Another escape attempt was more successful.  The inmates carved a hole
through their cell wall and built model heads to pass for them at the
nightly check.  They got out into the ventilation area and were able
to escape into the water.  They have never been found.

Once we returned from Alcatraz we rode a bus up to Coit tower and
ascended to the top where we got a nice view of the city.  We then
went to Japantown to see if we could find the goldfish painting we had
seen on Wednesday.  The shop was locked, the painter was not present,
and furthermore, the goldfish painting was gone.  We walked around
Japan town some more and found a museum of the Japanese internment
during World War II.  A small number of exhibits showed what living
conditions were like for people forced into the camps. 

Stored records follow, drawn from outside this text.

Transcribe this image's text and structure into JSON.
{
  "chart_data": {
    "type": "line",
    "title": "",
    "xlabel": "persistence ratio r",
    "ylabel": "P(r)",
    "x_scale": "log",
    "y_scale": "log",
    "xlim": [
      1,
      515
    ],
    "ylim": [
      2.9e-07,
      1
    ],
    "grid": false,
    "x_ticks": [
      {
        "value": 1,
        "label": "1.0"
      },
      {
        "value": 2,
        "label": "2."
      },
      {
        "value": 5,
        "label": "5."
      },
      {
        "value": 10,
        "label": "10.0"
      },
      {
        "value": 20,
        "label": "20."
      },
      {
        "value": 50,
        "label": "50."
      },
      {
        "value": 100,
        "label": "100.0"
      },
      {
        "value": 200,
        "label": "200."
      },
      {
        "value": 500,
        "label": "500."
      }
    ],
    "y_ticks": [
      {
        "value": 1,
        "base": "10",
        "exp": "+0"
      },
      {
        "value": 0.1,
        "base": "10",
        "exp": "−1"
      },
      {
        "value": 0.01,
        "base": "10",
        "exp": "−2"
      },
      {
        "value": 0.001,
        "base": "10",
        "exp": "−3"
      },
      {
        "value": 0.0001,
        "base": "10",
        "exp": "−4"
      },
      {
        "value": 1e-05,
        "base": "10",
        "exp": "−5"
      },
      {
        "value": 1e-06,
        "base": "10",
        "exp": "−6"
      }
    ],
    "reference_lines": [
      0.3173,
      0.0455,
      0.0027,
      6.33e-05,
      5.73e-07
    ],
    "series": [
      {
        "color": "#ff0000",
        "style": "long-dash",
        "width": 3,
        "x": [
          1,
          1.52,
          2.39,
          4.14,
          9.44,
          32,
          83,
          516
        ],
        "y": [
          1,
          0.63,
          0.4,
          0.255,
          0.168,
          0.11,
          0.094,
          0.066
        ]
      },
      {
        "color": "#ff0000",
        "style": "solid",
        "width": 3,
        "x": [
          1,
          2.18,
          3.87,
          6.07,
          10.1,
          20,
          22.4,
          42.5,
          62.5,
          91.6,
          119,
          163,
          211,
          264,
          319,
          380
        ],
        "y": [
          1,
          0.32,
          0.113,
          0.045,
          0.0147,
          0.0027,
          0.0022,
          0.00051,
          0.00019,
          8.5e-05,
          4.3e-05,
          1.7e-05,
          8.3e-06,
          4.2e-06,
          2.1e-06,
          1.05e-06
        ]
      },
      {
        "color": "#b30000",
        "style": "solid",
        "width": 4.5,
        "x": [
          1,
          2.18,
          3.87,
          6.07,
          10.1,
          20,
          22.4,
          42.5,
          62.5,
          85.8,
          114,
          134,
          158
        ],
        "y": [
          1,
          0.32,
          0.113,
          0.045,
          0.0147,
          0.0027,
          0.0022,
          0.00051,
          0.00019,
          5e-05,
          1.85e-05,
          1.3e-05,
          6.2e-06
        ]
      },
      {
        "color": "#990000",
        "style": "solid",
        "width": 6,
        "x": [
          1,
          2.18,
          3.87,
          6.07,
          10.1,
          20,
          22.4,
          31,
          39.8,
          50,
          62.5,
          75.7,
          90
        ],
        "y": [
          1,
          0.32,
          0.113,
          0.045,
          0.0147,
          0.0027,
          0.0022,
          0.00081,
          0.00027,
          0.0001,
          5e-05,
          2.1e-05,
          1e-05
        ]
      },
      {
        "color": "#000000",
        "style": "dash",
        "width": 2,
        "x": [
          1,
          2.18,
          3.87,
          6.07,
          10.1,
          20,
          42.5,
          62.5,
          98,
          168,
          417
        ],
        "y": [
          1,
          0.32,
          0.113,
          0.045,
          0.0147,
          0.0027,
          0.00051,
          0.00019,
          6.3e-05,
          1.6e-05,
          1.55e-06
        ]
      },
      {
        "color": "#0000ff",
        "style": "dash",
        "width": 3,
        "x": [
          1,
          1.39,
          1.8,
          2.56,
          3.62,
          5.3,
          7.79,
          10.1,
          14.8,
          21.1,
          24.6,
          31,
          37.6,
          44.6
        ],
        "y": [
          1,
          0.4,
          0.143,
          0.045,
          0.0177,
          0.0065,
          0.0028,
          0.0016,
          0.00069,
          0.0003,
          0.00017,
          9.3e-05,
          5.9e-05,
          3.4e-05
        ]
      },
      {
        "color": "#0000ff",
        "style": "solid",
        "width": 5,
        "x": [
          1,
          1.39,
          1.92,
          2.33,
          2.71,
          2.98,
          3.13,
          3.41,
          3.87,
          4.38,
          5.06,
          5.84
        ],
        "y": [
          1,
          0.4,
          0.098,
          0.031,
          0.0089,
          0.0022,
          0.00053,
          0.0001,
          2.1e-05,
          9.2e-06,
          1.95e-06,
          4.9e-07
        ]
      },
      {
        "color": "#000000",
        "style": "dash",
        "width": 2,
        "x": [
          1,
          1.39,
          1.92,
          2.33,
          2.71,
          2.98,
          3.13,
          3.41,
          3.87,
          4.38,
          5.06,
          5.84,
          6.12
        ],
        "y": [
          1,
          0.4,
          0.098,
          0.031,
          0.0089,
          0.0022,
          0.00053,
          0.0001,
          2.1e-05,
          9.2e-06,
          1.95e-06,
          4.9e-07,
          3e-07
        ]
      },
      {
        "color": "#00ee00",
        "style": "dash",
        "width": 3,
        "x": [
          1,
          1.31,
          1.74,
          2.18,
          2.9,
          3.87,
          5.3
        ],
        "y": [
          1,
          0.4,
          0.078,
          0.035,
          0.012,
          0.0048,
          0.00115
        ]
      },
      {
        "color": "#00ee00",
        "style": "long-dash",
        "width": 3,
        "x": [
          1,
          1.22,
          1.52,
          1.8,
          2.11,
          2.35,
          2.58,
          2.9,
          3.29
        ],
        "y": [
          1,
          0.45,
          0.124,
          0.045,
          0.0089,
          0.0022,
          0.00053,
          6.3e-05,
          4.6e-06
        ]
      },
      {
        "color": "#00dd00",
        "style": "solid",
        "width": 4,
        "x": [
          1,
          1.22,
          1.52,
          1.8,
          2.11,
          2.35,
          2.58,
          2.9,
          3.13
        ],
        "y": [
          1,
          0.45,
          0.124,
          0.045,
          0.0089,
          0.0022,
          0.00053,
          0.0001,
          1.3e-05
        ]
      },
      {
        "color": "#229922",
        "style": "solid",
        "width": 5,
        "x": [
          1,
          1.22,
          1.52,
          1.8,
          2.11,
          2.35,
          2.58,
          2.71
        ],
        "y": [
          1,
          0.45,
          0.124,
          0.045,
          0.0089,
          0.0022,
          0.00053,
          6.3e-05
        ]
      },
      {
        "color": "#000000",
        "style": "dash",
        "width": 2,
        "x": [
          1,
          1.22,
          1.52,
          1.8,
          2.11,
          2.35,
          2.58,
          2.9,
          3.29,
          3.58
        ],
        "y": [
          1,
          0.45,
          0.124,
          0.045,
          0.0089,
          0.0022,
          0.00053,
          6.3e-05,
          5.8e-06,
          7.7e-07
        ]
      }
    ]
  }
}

Dan managed to get us reservations at Delfina for Dinner.  Joni and I
ordered the excellent swordfish with tapenade and fennel confit.  I
had a Meyer lemon tart, which wasn't as good as the one I had at
Greens, and Joni had an overly bitter chocolate cake which she loved.

We had a lot of fun on the trip.  I did come home with a feeling that
we spent too much time shopping.  Are we good American consumers,
drawn to spend all our time in a new city at the mall?  I suppose if
we were, we would have actually bought something.